Torsion of fallopian tube together with fimbrial cyst is a very rare coexistent lesion in the same patient. It is seen in adults and its occurrence in an adolescent virgin girl is seen occasionally [2-3]. Instead of the fimbrial cyst, a hydrosalpinx can present with similar clinical picture as reported earlier [4-5]. Torsion of para-ovarian cyst may have similar presentation [6]. Isolated fallopian tube torsion without a cyst is another lesion which may be difficult to suspect as there is no cyst on ultrasound [7]. Most cases present with acute abdomen and if not treated early can lead to secondary changes and preservation of the tube and cyst excision becomes difficult as time passes. As the ultrasound showed simple cyst less than 5 cm in diameter, it could not get theatre priority.

Preoperative diagnosis is not possible as it has no pathognomic symptoms, clinical findings on physical examination and any particular laboratory or imaging diagnostic characteristics. Torsion of fallopian tube in association with fimbrial cyst should be considered presenting with acute pelvic pain even if the ultrasound shows simple cyst less than 5 cm in diameter, and prompt laparoscopy can preserve the tube and thus fertility. It is an uncommon emergency event and a difficult condition to evaluate clinically and diagnose pre-operatively. All cases presented like that should be referred to gynaecology rather than general surgery especially with left iliac fossa pain.

Traditional approach is emergency laparotomy and most cases as late as our case will have salpingectomy due to late intervention. However, laparoscopy has not only revolutionised diagnosis but therapeutic intervention is possible with experienced laparoscopic team. Delay in diagnosis and intervention is inevitable due to the factors mentioned above.

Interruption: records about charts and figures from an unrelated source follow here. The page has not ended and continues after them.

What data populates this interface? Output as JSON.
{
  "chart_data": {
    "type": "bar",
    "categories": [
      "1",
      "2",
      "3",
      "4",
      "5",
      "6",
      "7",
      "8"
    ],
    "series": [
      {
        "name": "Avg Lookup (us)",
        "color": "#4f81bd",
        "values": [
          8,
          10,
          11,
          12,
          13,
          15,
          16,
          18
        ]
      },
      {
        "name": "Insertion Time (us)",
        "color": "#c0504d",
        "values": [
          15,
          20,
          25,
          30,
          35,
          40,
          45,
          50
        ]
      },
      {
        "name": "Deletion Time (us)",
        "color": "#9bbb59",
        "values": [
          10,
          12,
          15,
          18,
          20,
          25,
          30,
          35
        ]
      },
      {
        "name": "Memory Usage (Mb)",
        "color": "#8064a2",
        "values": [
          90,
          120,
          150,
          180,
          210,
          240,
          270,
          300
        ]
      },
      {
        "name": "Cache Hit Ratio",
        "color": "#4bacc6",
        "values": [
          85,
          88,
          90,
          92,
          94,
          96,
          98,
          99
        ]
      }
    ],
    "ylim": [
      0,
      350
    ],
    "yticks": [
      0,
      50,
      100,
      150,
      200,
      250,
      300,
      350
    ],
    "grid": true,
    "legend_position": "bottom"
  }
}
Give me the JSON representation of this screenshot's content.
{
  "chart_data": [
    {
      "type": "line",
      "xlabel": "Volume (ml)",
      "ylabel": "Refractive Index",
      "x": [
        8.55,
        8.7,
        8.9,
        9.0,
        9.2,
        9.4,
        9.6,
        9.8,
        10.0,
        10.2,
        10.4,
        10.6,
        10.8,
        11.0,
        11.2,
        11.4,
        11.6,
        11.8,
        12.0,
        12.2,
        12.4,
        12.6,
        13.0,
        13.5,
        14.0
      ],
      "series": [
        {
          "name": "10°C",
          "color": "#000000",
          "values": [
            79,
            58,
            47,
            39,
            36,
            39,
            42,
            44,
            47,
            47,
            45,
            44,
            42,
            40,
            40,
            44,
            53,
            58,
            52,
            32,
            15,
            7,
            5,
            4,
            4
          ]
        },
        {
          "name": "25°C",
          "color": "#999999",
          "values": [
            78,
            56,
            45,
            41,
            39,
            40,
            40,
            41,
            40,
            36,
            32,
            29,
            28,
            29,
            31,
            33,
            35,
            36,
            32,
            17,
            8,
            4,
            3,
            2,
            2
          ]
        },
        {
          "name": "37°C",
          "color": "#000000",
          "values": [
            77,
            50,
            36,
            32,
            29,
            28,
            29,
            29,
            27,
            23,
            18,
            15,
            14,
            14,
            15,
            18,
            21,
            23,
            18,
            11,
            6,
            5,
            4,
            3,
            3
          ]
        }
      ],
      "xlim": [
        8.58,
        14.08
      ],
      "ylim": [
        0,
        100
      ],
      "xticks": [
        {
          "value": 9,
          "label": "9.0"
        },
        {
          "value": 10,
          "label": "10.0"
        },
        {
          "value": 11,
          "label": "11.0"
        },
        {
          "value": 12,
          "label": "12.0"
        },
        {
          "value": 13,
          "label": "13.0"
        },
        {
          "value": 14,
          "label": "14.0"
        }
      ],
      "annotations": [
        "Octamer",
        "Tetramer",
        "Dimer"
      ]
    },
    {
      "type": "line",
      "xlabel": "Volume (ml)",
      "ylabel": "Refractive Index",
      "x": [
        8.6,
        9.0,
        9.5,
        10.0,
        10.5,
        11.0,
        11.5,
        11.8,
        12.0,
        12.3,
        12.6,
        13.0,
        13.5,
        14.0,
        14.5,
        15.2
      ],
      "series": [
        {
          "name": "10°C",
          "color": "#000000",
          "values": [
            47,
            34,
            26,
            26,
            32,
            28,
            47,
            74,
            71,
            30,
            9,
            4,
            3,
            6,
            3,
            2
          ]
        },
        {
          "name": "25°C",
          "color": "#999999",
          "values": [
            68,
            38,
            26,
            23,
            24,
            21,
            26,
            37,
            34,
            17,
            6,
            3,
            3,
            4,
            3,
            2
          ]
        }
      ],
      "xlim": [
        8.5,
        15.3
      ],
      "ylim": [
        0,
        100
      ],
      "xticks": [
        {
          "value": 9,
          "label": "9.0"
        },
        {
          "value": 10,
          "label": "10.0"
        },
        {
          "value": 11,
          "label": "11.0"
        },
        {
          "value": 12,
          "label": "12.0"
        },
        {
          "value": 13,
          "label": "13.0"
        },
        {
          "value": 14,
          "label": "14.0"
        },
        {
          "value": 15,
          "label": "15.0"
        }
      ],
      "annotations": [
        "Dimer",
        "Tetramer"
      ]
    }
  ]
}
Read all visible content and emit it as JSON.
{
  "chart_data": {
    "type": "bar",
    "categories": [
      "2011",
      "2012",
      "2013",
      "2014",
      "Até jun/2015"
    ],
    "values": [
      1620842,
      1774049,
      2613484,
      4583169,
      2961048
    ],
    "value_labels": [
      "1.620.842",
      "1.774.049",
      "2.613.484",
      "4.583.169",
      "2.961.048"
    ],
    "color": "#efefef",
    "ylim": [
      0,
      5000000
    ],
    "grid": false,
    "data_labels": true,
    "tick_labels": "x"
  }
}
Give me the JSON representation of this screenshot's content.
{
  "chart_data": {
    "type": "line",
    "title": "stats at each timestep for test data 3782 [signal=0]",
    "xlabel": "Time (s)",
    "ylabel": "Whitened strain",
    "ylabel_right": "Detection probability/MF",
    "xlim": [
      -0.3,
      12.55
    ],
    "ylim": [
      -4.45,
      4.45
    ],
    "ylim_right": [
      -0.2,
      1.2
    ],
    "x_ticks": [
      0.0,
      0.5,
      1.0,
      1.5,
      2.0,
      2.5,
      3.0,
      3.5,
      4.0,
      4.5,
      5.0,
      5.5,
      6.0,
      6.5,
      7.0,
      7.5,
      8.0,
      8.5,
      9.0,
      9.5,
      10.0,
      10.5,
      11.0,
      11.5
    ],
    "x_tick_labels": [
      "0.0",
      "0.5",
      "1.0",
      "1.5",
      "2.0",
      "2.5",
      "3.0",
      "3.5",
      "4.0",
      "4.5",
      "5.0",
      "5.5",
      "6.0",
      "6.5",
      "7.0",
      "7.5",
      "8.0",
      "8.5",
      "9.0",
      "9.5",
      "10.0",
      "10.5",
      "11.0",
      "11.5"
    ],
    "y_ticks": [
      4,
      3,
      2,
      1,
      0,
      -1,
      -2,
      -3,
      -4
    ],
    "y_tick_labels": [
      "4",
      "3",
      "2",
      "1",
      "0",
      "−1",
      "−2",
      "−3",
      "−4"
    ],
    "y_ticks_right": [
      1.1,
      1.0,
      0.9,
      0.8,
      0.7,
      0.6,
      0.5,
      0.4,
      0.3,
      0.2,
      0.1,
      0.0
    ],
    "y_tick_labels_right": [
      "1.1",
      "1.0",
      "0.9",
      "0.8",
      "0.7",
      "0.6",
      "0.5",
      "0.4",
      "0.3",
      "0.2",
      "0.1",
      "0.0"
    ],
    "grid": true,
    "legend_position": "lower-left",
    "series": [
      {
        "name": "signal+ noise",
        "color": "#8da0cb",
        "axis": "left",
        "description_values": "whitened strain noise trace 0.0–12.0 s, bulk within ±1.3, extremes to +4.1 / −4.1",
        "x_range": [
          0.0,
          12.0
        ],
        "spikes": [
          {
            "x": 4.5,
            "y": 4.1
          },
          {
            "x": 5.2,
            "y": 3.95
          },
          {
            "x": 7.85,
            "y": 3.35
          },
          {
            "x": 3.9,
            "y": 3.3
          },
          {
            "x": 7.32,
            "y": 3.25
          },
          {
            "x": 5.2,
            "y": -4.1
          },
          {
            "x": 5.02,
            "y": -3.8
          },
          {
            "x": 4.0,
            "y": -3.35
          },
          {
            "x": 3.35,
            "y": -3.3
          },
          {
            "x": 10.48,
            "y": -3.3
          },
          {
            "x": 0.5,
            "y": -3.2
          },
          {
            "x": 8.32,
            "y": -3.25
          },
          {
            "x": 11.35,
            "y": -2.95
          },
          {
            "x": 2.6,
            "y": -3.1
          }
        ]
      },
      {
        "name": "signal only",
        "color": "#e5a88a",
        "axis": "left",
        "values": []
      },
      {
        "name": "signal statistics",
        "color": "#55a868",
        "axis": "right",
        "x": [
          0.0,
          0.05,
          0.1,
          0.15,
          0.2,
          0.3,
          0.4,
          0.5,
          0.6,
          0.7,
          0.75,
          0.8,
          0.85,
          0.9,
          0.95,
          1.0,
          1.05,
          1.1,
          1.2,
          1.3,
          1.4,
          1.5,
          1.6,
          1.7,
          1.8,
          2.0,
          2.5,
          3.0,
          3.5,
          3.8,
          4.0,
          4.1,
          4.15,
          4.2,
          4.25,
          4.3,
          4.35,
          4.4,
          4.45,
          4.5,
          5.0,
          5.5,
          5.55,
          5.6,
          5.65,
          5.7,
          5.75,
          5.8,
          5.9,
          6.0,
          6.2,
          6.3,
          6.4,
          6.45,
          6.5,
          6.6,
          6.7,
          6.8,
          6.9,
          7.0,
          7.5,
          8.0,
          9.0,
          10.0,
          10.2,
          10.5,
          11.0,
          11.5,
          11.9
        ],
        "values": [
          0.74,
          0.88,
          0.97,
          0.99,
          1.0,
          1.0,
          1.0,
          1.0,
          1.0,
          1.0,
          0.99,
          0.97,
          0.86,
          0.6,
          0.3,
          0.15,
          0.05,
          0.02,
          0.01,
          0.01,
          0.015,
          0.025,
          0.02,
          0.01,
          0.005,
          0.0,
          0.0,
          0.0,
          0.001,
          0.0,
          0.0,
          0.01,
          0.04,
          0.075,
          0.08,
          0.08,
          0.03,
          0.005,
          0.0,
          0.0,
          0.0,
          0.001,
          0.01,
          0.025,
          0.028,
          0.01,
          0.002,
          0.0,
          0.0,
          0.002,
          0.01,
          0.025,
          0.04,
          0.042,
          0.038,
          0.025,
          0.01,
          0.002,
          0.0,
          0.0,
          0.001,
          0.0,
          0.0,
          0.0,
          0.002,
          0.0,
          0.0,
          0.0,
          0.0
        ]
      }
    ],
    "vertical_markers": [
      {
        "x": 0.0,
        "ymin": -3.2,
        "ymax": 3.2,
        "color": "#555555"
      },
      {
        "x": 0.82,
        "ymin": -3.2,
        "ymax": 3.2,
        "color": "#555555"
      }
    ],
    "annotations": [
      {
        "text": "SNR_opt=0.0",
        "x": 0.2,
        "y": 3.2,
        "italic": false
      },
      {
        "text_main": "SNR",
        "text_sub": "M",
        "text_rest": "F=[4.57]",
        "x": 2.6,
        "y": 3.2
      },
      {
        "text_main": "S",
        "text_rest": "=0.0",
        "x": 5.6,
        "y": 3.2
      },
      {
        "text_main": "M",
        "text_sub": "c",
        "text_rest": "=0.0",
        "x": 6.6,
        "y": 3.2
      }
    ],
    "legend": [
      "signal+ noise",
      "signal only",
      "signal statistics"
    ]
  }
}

In conclusion, we believe that laparoscopy is diagnostic and therapeutic, very cosmetic, safe, effective and allows faster recovery and it should be the modality of choice especially in young adolescent patients whenever possible. Fimbrial cyst with fallopian tube torsion is a very rare combination of lesions and should be considered in differential diagnosis of acute abdomen in an adolescent girl. Left iliac fossa pain and tenderness suggests gy-naecological pathology rather than appendicitis and shift to suprapubic area may suggest its location to the pouch of Douglas. Pre-operative diagnosis is rare and laparoscopy should be considered promptly. Whenever possible detorsion and preservation of the tube and cystectomy should be performed in view of fertility implications. Laparoscopy is cosmetic, less painful, leads to faster recovery and is safe and effective.